Text-To-Speech Configuration

This article mainly introduces how to configure the TTSConfig parameter in the StartAIConversation API.

Supported Configurations

Please use your own third-party account for TTS parameters.

Tencent TTS

{
"TTSType": "tencent", // String TTS type, currently supports "tencent" and "minixmax", support for other vendors is ongoing.
"AppId": "Your Application ID", // String, required
"SecretId": "Your Secret ID", // String, required
"SecretKey": "Your Secret Key", // String, required
"VoiceType": 101001, // Integer, required, voice ID, including standard timbre and premium timbre. The premium timbre has higher realism and a different price from the standard timbre. See the Text To Speech billing overview for details. For the complete list of voice IDs, see the Text To Speech timbre list.
"Speed": 1.25, // Integer, optional, speech speed, range: [-2, 6], corresponding to different speech speeds: -2: represents 0.6 times, -1: represents 0.8 times, 0: represents 1.0 times (default), 1: represents 1.2 times, 2: represents 1.5 times, 6: represents 2.5 times. If you need a more detailed speech speed, you can retain 2 decimal places, such as 0.5/1.25/2.81, etc. For the conversion between parameter values and actual speech speed, see Speech Speed Conversion.
"Volume": 5, // Integer, optional, volume level, range: [0, 10], corresponding to 11 levels of volume, default value is 0, representing normal volume.
"PrimaryLanguage": 1, // Integer, optional primary language 1 - Chinese (default) 2 - English 3 - Japanese
"FastVoiceType": "xxxx" // optional parameter, parameter for Voice Reproduce
}

Minimax TTS

{
"TTSType": "minimax", // String, TTS type,
"Model": "speech-01-turbo",
"APIUrl": "https://api.minimax.chat/v1/t2a_v2",
"APIKey": "eyxxxx",
"GroupId": "181000000000000",
"VoiceType":"female-tianmei",
"Speed": 1.2
}
See: MiniMax
For rate limits, see: MiniMax.

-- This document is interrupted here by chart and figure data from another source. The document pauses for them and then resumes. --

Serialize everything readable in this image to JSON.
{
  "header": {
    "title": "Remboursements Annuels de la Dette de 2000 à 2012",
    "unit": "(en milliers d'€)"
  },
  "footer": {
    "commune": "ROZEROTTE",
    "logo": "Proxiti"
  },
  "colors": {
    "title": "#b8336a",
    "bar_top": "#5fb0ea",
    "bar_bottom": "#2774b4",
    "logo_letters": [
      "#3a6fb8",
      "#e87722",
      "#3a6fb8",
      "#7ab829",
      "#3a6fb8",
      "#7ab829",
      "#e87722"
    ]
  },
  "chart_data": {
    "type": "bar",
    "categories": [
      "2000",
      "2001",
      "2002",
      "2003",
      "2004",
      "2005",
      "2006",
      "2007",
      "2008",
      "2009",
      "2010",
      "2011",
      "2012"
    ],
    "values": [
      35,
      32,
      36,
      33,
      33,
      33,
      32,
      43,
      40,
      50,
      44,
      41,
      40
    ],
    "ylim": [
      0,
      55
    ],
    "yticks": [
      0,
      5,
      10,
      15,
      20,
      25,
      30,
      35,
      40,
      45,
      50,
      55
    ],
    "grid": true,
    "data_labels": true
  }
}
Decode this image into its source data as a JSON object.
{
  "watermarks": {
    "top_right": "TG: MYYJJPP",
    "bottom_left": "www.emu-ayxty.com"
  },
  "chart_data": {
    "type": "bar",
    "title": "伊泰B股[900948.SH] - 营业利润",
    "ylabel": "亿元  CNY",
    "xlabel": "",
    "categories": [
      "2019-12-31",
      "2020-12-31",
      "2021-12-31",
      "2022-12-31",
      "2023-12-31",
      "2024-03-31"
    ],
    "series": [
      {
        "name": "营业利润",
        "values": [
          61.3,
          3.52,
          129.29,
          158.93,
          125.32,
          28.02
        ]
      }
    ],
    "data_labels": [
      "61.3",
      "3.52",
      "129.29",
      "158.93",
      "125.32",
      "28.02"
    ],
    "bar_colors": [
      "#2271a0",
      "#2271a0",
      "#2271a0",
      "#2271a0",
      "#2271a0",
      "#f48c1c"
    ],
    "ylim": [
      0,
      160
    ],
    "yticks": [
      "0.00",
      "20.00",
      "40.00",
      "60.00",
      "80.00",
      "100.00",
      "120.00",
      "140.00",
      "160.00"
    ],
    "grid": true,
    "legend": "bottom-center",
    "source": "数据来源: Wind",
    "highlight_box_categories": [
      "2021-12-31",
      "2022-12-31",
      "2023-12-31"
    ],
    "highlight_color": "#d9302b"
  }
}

It may cause Lag in response.
API
T2A V2 (Speech Generation)
T2A Pro (Speech Generation)
T2A (Speech Generation)
T2A Stream (Streaming Speech Generation)
T2A Stream (Streaming Speech Generation)

Model
speech-01-turbo, speech-01-240228, speech-01-turbo-240228
speech-01, speech-02
speech-01, speech-02
speech-01
speech-01
Limit Type
RPM
RPM
RPM
RPM
CONN (Maximum Number of Parallel Running Tasks)
Free plan
3
3
3
3
1
Paid plan
20
20
20
20
3

Azure TTS

{
"TTSType": "azure", // required: String TTS type
"SubscriptionKey": "xxxxxxxx", // required: String Subscription Key
"Region": "chinanorth3", // required: String Region of subscription
"VoiceName": "zh-CN-XiaoxiaoNeural", // required: String Voice name is required
"Language": "zh-CN", // required: String Language for synthesis
"Rate": 1 // optional: float speech speed 0.5–2 Default is 1
}

Cartesia TTS

{
"TTSType": "cartesia", // required: String TTS type
"Model": "sonic-multilingual", // required model
"APIKey": "eyxxxx", // required: obtained API key
"VoiceId": "eda5bbff-1ff1-4886-8ef1-4e69a77640a0" // required sound id https://play.cartesia.ai/
}
See: Cartesia TTS

ElevenLabs TTS

{
"TTSType": "elevenlabs", // required: String TTS type
"Model": "eleven_turbo_v2_5", // required: model type
"APIKey": "eyxxxx",
"VoiceId": "eda5bbff-1ff1-4886-8ef1-4e69a77640a0" // Voice type https://elevenlabs.io/docs/api-reference/get-voices
}

Custom TTS

{
"TTSType": "custom", // required: String
"APIKey": "ApiKey", // required: String for authentication
"APIUrl": "http://0.0.0.0:8080/stream-audio" // required: String, TTS API URL
"AudioFormat": "wav", // String, optional, expected output audio format, such as mp3, ogg_opus, pcm, wav, default is wav, currently only supports pcm and wav
"SampleRate": 16000, // Integer, optional, audio sample rate, default is 16000 (16kHz), recommended value is 16000
"AudioChannel": 1, // Integer, optional, audio channel quantity, value: 1 or 2, default is 1
}
For specific protocol specifications, see Customize TTS protocol.